Martwe zwierzęta znaleźli za to wolontariusze z Pomorskiego Kociego Domu Tymczasowego, lokalnej komórki ogólnopolskiej fundacji Viva!

- Ten teren jest pod naszą opieką. Wcześniej było tu ok. 70 kotów, z czego do adopcji udało nam się wydać 40. Na miejscu zostało ich ok. 35. Nikt nas nie poinformował, że wjedzie tam ciężki sprzęt - mówi Monika Kwiatkowska z PKDT. - Niestety znaleźliśmy już dwie kotki. Jedna z połamanym kręgosłupem zostanie na pewno uśpiona, druga też była w kiepskim stanie. Zepchnięto też domy dla kotów, zniszczono budę dla psa, który pilnował tej posesji. Zastaliśmy go jak siedział na hałdzie śmieci w mokrej kołdrze.

Porządki mają m.in. związek z umową, jaką zawarło z właścicielami tego terenu miasto, które chce kupić fragment działki pod budowę chodnika.

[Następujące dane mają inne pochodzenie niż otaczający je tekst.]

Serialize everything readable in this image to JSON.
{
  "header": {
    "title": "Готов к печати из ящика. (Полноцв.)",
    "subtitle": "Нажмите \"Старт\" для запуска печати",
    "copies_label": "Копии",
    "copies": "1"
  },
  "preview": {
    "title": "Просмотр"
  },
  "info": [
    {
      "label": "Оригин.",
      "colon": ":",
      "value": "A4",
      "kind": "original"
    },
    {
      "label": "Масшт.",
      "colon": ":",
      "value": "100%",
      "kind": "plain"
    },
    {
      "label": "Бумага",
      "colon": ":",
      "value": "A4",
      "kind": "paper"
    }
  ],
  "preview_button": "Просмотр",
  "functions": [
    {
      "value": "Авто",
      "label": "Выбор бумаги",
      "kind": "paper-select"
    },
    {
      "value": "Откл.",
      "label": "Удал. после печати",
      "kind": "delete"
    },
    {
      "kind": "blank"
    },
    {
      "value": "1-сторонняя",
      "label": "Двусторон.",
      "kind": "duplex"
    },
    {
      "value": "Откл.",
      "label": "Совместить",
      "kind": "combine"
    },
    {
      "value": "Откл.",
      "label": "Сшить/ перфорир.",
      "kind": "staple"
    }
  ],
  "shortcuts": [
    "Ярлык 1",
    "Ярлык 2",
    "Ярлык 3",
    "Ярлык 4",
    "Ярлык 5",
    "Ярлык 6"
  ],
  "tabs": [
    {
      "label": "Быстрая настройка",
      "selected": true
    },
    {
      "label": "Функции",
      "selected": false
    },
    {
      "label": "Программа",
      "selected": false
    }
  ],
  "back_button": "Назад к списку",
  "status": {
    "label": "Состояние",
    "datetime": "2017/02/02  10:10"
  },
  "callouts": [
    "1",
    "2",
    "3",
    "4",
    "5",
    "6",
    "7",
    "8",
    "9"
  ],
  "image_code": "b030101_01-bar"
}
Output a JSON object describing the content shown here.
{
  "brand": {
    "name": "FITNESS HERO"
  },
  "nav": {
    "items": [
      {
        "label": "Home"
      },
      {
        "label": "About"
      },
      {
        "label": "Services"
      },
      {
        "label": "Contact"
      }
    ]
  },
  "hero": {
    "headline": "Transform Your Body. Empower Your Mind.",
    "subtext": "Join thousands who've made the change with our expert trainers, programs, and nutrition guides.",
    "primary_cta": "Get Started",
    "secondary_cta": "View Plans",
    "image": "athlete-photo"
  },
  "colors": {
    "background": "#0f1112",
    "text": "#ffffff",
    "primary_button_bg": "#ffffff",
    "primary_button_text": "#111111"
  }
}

- Na prośbę mieszkańców, którzy chcą mieć chodnik do pętli tramwajowej, zdecydowaliśmy się na zakup fragmentu działki - ok. 790 m kw. - mówi Anna Dobrowolska z biura prasowego Urzędu Miasta Gdańska. - Jednym z warunków było uprzątnięcie tego fragmentu terenu. Nie znajdowały się na nim jednak budki dla kotów.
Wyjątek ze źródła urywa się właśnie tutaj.